Pergunto se a Saúde Pública e a prefeitura já tomaram
conhecimento. Todos me olham como se isso fosse óbvio. "É
como se não soubessem", dizem as moças.
O ônibus pára. Entra um sorveteiro e um vendedor de cocada.
Oriel e eu saímos de São Paulo às seis e meia da
manhã. Já são duas da tarde. Ele começa a
brincar: "Pena que você esteja com fome. Os parentes aqui me
disseram que minha mãe ainda deve estar na roça, caçando
a galinha do almoço".
A outra
margem do rio
Para
se chegar a Ivaporunduva, é necessário atravessar de canoa
os cerca de cem metros de largura que o rio Ribeira apresenta ali. Oriel
me conta que, quando estudava, ele e os amigos tiveram que dormir diversas
vezes do lado de cá do rio por falta de barco. Hoje, a prefeitura
mantém funcionários para fazer o serviço de travessia.
Ninguém se arrisca a transpor o rio a nado. É perigoso.
As casas da vila são quase todas de sapé. Mais tarde, na
penumbra da noite quente, vou conversar com Dona Benedita Silva, de 77
anos, avó de Oriel. Ela vai me dizer que, nas comunidades, é
só levantar a casinha de madeira, cobrir de capim e ficar embaixo
dela. "Aqui somos ricos da terra. Cada um faz a casa onde quer".
Por enquanto, vamos à mãe dele, Nilzete. Ela não
só cuida da casa como discute as questões de seu povo e
da vila na associação de moradores. Além disso, faz
parte do grupo de discussão de gênero. Quando chegamos, ela
já tinha matado uma galinha e preparado arroz, feijão, salada
e suco de limão, tudo da terra. E foi só acabar o almoço
para conversarmos longamente sobre a ameaça das quatro barragens
que Antônio Ermírio de Moraes quer construir no rio Ribeira.
Depois que se atravessa o rio e vai-se entrando vila adentro, a sensação
é a de que a amplitude nos caiu sobre a cabeça. É
um verde que se perde diante dos olhos e um azul firme no céu.
Oriel diz que, para fugir do calor, só dentro da igreja. É
verdade. Logo que entramos, o torpor vai desaparecendo. É uma construção
alta do século XVIII, cuja reforma parou no meio porque a empresa
responsável alegou falta de verbas. Aí apareceu a Rose,
uma menina de 15 anos que joga no time de futebol feminino da vila. Ela
mostra peças de fibra de banana que ela mesma teceu. E me convida
para ver o treino dos garotos no campo que a comunidade fez no meio do
mato.
Andamos por uma trilha entre as casas, beirando também os roçados.

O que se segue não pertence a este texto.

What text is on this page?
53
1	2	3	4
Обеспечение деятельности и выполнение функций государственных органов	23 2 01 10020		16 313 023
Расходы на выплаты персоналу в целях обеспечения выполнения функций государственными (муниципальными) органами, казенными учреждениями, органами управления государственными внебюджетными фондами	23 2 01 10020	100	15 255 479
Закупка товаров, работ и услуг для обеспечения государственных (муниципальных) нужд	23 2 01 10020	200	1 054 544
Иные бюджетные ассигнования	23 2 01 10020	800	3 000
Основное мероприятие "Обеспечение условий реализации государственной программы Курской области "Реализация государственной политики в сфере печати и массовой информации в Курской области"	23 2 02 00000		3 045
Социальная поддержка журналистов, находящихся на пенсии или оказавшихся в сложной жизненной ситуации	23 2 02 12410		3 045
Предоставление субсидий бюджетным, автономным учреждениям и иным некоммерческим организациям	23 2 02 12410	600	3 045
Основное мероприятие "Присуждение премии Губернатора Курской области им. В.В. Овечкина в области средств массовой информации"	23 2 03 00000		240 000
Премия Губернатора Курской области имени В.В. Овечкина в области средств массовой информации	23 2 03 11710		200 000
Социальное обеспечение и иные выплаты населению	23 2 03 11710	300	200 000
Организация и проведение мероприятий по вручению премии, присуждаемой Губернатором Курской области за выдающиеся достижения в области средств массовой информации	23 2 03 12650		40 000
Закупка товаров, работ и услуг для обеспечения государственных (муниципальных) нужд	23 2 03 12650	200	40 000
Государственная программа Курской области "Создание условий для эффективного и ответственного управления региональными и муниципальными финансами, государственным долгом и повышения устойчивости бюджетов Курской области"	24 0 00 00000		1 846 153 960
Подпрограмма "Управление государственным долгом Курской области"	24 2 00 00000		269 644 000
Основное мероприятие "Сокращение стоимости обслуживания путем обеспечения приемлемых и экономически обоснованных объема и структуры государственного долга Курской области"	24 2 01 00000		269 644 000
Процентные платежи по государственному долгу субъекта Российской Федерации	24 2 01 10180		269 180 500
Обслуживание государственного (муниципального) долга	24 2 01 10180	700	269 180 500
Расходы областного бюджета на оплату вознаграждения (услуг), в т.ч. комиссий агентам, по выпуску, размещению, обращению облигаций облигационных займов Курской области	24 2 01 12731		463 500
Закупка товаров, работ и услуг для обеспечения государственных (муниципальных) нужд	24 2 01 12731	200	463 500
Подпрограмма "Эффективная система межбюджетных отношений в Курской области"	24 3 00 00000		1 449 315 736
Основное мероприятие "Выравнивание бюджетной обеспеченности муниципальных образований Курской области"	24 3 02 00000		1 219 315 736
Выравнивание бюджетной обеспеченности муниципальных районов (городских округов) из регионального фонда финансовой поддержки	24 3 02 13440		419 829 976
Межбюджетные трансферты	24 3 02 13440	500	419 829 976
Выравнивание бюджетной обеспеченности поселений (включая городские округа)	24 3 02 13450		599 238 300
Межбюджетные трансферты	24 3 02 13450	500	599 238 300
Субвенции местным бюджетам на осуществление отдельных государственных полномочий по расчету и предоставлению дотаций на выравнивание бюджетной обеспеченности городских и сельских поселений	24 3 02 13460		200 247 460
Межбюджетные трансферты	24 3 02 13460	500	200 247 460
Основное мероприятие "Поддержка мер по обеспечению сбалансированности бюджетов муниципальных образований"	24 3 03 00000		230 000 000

O campo é de grama plantada, cercado de imensos morros verdes de
onde vem a água para as casas. Sentamos à beira do gramado
e os meninos reclamam de ninguém ter roçado o campo. Oriel
se justifica: esteve em São Paulo, estudando. Os outros arrumam
desculpas. O combinado é que cada um, por seu turno, corte a grama,
sob pena de pagar R$ 5,00 de multa. Agora a grama está tão
alta que a bola nem pula direito.
Rosângela pergunta se quero ir embora por causa da chuva. "Que
chuva?", surpreendo-me, sem ver sinal algum no céu. "Não
está ouvindo?", ela aponta para trás de nós.
O que ouço é como o som do vento, difuso, atrapalhado. Parece
mais um chiado grosso. "É a chuva chegando, batendo nas folhas".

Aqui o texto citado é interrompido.